Google Hangouts is slated for death today. The phone app has been launching people individually from the service since July, but the last vestiges of Hangouts, the web app, are shutting down today.
For a brief period, Hangouts was Google’s best, most ambitious, and most popular messaging effort, but 5 billion downloads later, Google continues. Hangout relatives, Google Chat, should have all your messages and contacts automatically imported by now, but the new service is only a shadow of the original Hangouts plan.
The Hangouts shutdown is the latest chapter in the mess that is Google’s messaging history. Google Talk was launched 17 years ago and Google still doesn’t have a competing messaging platform. Part of the reason we use Google’s umpteenth messaging app is that there isn’t a solid, stable home for messaging within Google.
The 2022 message thread is a good example. The Google Workspace team makes Google Chat — that’s Google’s corporate team that makes a Slack competitor — and then there’s Google Messages, a carrier-centric kind of competitor to Apple’s iMessage that seemingly sprang from the Android team. Is the team that makes Android more or less important than the team that makes Gmail and the rest of the Google apps? Both have their understandable reasons for chasing posts, but splitting the Google user base across two incompatible products makes it difficult for both projects to gain traction. In addition to those two big projects, there’s also Google Voice and a lot of silo messaging services in apps like Google Photos and Google Pay.
Google once tried to fix this situation. Messaging had to have a real home at Google, and that home had to be Google+ (with dramatic thunderclap). In 2011, then-Google CEO Larry Page decided that social was the future and launched the Google+ project across the company. The head of G+ was given the title “Senior Vice President,” making him one of eight people to report directly to Page, anchoring Google+ as one of Google’s main pillars. This division would become wholly owned by messaging and two years later it launched its messaging project, Google+ Hangouts.

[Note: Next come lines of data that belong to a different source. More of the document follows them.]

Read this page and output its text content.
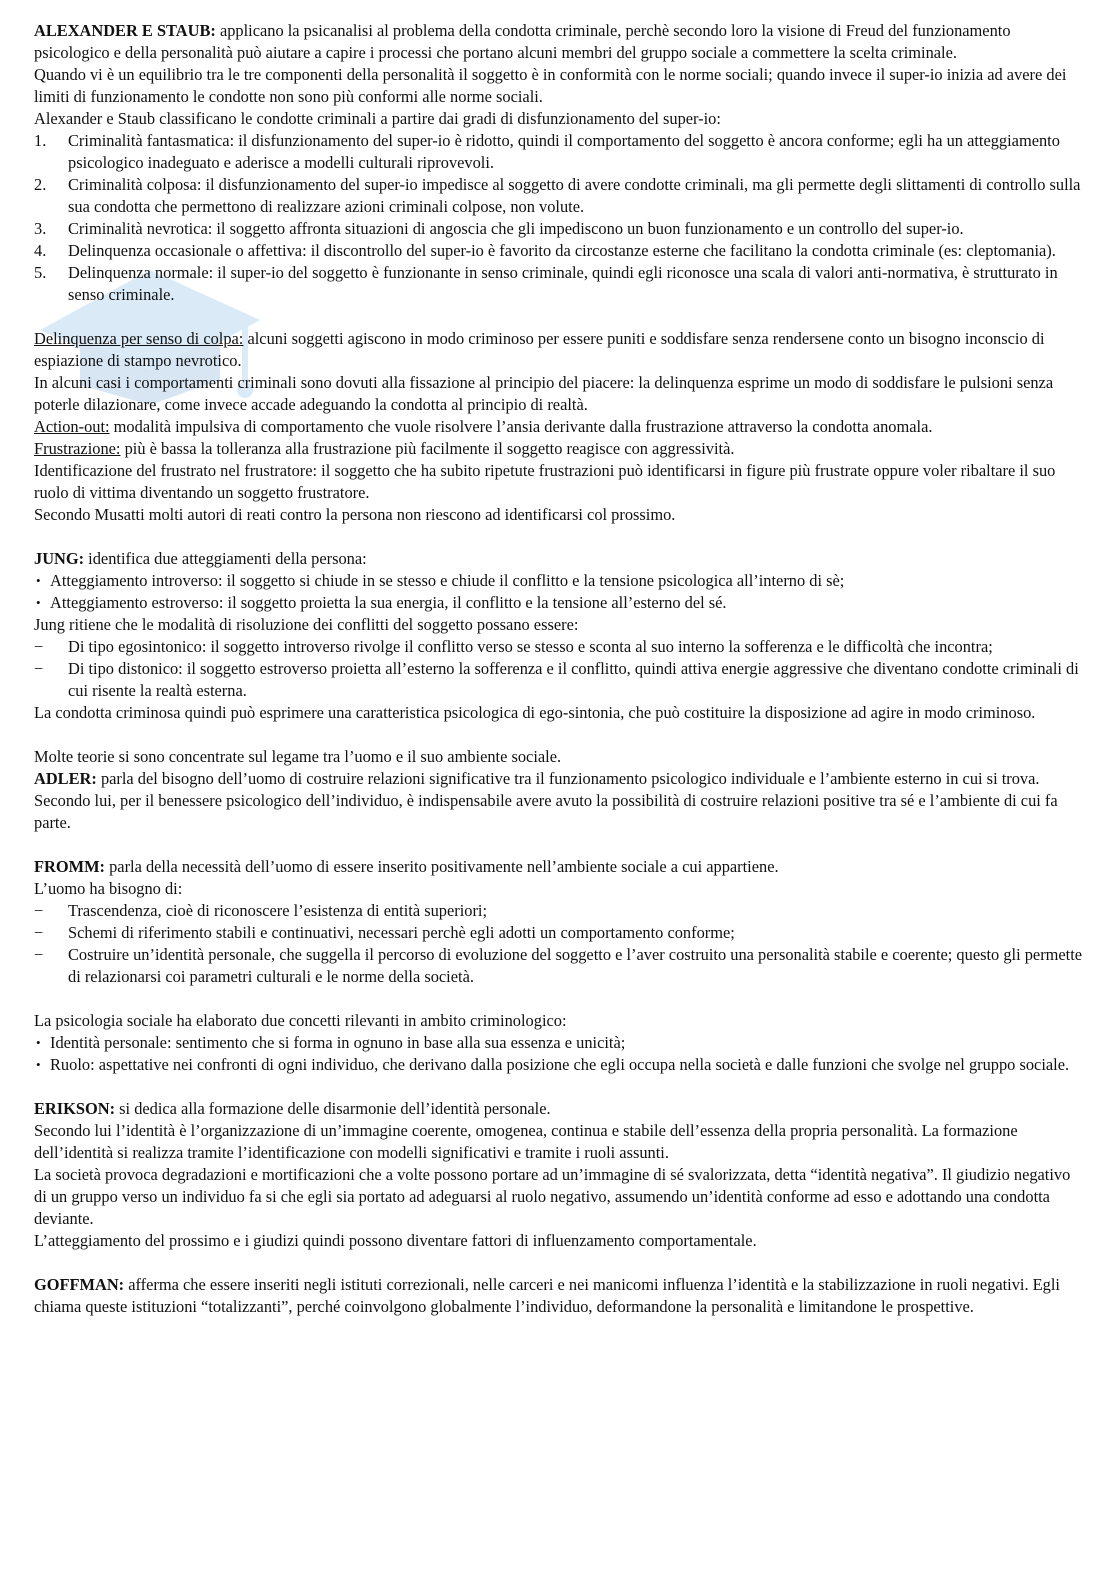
ALEXANDER E STAUB: applicano la psicanalisi al problema della condotta criminale, perchè secondo loro la visione di Freud del funzionamento psicologico e della personalità può aiutare a capire i processi che portano alcuni membri del gruppo sociale a commettere la scelta criminale.

Quando vi è un equilibrio tra le tre componenti della personalità il soggetto è in conformità con le norme sociali; quando invece il super-io inizia ad avere dei limiti di funzionamento le condotte non sono più conformi alle norme sociali.

Alexander e Staub classificano le condotte criminali a partire dai gradi di disfunzionamento del super-io:

1. Criminalità fantasmatica: il disfunzionamento del super-io è ridotto, quindi il comportamento del soggetto è ancora conforme; egli ha un atteggiamento psicologico inadeguato e aderisce a modelli culturali riprovevoli.
2. Criminalità colposa: il disfunzionamento del super-io impedisce al soggetto di avere condotte criminali, ma gli permette degli slittamenti di controllo sulla sua condotta che permettono di realizzare azioni criminali colpose, non volute.
3. Criminalità nevrotica: il soggetto affronta situazioni di angoscia che gli impediscono un buon funzionamento e un controllo del super-io.
4. Delinquenza occasionale o affettiva: il discontrollo del super-io è favorito da circostanze esterne che facilitano la condotta criminale (es: cleptomania).
5. Delinquenza normale: il super-io del soggetto è funzionante in senso criminale, quindi egli riconosce una scala di valori anti-normativa, è strutturato in senso criminale.

Delinquenza per senso di colpa: alcuni soggetti agiscono in modo criminoso per essere puniti e soddisfare senza rendersene conto un bisogno inconscio di espiazione di stampo nevrotico.

In alcuni casi i comportamenti criminali sono dovuti alla fissazione al principio del piacere: la delinquenza esprime un modo di soddisfare le pulsioni senza poterle dilazionare, come invece accade adeguando la condotta al principio di realtà.

Action-out: modalità impulsiva di comportamento che vuole risolvere l’ansia derivante dalla frustrazione attraverso la condotta anomala.

Frustrazione: più è bassa la tolleranza alla frustrazione più facilmente il soggetto reagisce con aggressività.

Identificazione del frustrato nel frustratore: il soggetto che ha subito ripetute frustrazioni può identificarsi in figure più frustrate oppure voler ribaltare il suo ruolo di vittima diventando un soggetto frustratore.

Secondo Musatti molti autori di reati contro la persona non riescono ad identificarsi col prossimo.

JUNG: identifica due atteggiamenti della persona:

• Atteggiamento introverso: il soggetto si chiude in se stesso e chiude il conflitto e la tensione psicologica all’interno di sè;
• Atteggiamento estroverso: il soggetto proietta la sua energia, il conflitto e la tensione all’esterno del sé.

Jung ritiene che le modalità di risoluzione dei conflitti del soggetto possano essere:

− Di tipo egosintonico: il soggetto introverso rivolge il conflitto verso se stesso e sconta al suo interno la sofferenza e le difficoltà che incontra;
− Di tipo distonico: il soggetto estroverso proietta all’esterno la sofferenza e il conflitto, quindi attiva energie aggressive che diventano condotte criminali di cui risente la realtà esterna.

La condotta criminosa quindi può esprimere una caratteristica psicologica di ego-sintonia, che può costituire la disposizione ad agire in modo criminoso.

Molte teorie si sono concentrate sul legame tra l’uomo e il suo ambiente sociale.

ADLER: parla del bisogno dell’uomo di costruire relazioni significative tra il funzionamento psicologico individuale e l’ambiente esterno in cui si trova. Secondo lui, per il benessere psicologico dell’individuo, è indispensabile avere avuto la possibilità di costruire relazioni positive tra sé e l’ambiente di cui fa parte.

FROMM: parla della necessità dell’uomo di essere inserito positivamente nell’ambiente sociale a cui appartiene.

L’uomo ha bisogno di:

− Trascendenza, cioè di riconoscere l’esistenza di entità superiori;
− Schemi di riferimento stabili e continuativi, necessari perchè egli adotti un comportamento conforme;
− Costruire un’identità personale, che suggella il percorso di evoluzione del soggetto e l’aver costruito una personalità stabile e coerente; questo gli permette di relazionarsi coi parametri culturali e le norme della società.

La psicologia sociale ha elaborato due concetti rilevanti in ambito criminologico:

• Identità personale: sentimento che si forma in ognuno in base alla sua essenza e unicità;
• Ruolo: aspettative nei confronti di ogni individuo, che derivano dalla posizione che egli occupa nella società e dalle funzioni che svolge nel gruppo sociale.

ERIKSON: si dedica alla formazione delle disarmonie dell’identità personale.

Secondo lui l’identità è l’organizzazione di un’immagine coerente, omogenea, continua e stabile dell’essenza della propria personalità. La formazione dell’identità si realizza tramite l’identificazione con modelli significativi e tramite i ruoli assunti.

La società provoca degradazioni e mortificazioni che a volte possono portare ad un’immagine di sé svalorizzata, detta “identità negativa”. Il giudizio negativo di un gruppo verso un individuo fa si che egli sia portato ad adeguarsi al ruolo negativo, assumendo un’identità conforme ad esso e adottando una condotta deviante.

L’atteggiamento del prossimo e i giudizi quindi possono diventare fattori di influenzamento comportamentale.

GOFFMAN: afferma che essere inseriti negli istituti correzionali, nelle carceri e nei manicomi influenza l’identità e la stabilizzazione in ruoli negativi. Egli chiama queste istituzioni “totalizzanti”, perché coinvolgono globalmente l’individuo, deformandone la personalità e limitandone le prospettive.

Hangouts, codenamed ‘Project Babel’, was entrusted with the task of – get this –unifying Google’s messaging portfolio. At the time, Google had four messaging apps: Google+ Messenger, Google Talk, Android’s texting app, and Google Voice. Hangouts launched in 2013 and had integrated text messaging by the end of the year. In 2014, the app was fully operational and featured Hangouts messaging, SMS, and Google Voice all in one app, all available from your phone or anywhere on the web. With the release of Android 4.4 in 2013, there is used to be not a standalone android texting app. Hangouts was the only default texting option.

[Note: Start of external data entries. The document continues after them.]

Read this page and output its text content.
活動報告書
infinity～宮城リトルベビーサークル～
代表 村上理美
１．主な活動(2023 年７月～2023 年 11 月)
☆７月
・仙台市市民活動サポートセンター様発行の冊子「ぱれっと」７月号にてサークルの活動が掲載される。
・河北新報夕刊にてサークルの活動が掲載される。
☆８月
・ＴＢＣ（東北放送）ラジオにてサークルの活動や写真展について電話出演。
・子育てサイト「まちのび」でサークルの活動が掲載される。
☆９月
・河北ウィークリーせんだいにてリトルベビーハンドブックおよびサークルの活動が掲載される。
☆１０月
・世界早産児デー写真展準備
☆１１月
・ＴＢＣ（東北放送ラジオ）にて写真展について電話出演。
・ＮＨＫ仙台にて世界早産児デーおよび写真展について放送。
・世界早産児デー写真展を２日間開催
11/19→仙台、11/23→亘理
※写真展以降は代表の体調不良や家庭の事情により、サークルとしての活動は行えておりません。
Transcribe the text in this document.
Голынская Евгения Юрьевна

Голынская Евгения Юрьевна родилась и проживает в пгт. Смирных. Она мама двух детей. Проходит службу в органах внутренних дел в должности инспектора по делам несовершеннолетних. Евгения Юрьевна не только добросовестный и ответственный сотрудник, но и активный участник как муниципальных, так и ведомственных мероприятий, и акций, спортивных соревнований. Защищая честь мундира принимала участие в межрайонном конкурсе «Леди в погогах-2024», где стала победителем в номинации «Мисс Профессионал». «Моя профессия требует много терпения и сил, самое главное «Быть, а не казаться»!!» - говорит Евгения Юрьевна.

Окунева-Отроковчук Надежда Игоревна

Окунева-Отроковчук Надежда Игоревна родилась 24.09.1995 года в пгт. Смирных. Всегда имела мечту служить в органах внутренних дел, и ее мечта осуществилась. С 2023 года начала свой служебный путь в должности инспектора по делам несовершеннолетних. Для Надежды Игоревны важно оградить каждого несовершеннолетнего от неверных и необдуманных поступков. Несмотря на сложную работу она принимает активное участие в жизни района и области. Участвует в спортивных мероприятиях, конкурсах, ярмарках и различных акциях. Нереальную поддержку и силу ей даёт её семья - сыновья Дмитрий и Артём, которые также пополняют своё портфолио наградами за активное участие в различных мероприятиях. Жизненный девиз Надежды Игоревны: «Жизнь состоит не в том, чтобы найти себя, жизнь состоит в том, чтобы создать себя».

Google had built its iMessage clone and it was an incredible service. All your communication was available through one messaging app in one easy-to-use interface. Google also had tangible advantages over iMessage, thanks to its wide cross-platform compatibility. Hangouts was on Android, iOS, the web, and in Gmail. That meant at one point the service worked natively on phones, watches, cars, tablets, web browsers, and even Google Glass. Google would probably have a good footing in messaging today if it just kept updating and investing in Hangouts.